Influencer marketing is a small but quickly growing element of retail marketing. Companies ignoring it now risk being in the same place retailers ignoring social media 10 years ago were – playing catch-up.

Bethany Allee

Influencer marketing is highly effective and we’re just getting started. Right now, folks primarily think about it from the B2C perspective – in the context of Insta- and YouTube famous entities. The reality is that we all have influencers for all facets of our life and retailers who are able to connect the dots and even empower influencers have an incredibly powerful marketing tool. Kudos to 7-Eleven!

Jennifer Bartashus

Using influencer marketing strategically can benefit any retailer. Home-grown influencers have an authenticity that can resonate well with consumers. Having an integrated strategy that combines different forms of advertising – including influencers – just makes sense. And 7-Eleven’s approach of staging contests and building engagement is a smart way to do so.

Doug Garnett

7-Eleven is stretching credibility here. This just seems like too much of a gimmick PR ploy to achieve anything important.

David Spear

7-Eleven’s entry into influencer marketing has been executed extremely well. This is a brilliant campaign, and I really like the combination of veterans + average consumers + sports celebrities. There are so many angles to this and if played correctly, I could see it successfully run for many years. Love the creativity here and kudos to 7-Eleven!

Ryan Mathews

Influencer marketing is effective, but the real question is exactly how effective. The guy on roller-skates caught my eye the first time I saw him but I didn’t run out and get a Slurpee at 4:00 a.m. because of him. In fact, I haven’t thought about going into a 7-Eleven in years.

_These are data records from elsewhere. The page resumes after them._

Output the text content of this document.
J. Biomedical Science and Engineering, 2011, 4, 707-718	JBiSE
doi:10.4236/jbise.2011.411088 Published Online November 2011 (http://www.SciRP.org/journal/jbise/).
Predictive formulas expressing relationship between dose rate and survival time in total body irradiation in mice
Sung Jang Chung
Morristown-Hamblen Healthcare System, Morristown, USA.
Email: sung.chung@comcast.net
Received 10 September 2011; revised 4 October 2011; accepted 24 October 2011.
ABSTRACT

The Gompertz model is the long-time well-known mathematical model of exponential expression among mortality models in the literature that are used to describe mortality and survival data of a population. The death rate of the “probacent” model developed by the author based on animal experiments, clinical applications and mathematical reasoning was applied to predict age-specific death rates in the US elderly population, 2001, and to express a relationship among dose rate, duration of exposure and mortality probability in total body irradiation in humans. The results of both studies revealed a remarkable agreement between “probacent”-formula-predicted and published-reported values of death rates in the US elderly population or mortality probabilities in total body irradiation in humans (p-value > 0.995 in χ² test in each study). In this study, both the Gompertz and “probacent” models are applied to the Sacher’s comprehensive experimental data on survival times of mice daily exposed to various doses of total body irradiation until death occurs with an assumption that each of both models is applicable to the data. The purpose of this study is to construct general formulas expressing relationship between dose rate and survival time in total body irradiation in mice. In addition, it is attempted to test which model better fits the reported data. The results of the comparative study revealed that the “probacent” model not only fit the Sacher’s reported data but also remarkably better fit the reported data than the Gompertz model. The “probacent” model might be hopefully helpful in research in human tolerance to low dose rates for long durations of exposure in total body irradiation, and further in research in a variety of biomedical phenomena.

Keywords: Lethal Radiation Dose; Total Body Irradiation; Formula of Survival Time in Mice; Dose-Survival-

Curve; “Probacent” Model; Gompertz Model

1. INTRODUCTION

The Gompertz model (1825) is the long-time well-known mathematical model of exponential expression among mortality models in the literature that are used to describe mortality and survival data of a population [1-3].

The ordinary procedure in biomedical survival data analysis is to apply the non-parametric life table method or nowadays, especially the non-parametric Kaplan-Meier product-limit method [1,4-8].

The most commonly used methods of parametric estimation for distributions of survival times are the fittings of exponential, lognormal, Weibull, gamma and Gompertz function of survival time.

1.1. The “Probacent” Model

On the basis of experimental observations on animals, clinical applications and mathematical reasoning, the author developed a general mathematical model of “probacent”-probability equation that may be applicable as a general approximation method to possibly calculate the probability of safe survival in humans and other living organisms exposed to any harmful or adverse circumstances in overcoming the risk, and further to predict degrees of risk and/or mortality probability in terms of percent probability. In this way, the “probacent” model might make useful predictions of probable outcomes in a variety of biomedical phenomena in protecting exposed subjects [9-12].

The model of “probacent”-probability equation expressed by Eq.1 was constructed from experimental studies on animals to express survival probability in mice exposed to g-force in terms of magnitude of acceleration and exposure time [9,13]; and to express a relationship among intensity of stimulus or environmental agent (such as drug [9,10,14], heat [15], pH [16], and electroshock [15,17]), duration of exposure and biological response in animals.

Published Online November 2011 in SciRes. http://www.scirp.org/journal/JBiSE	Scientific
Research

So, is the best use of influencers to reinforce existing loyalty, or do companies expect that non-celebrity influencers will create new fans? I’m on board with the former use of influencers, but skeptical about the latter.

John Karolefski

This gimmick is a bridge too far. Who exactly would be influenced? I don’t expect to see copycat campaigns.

"Having an integrated strategy that combines different forms of advertising – including influencers – just makes sense."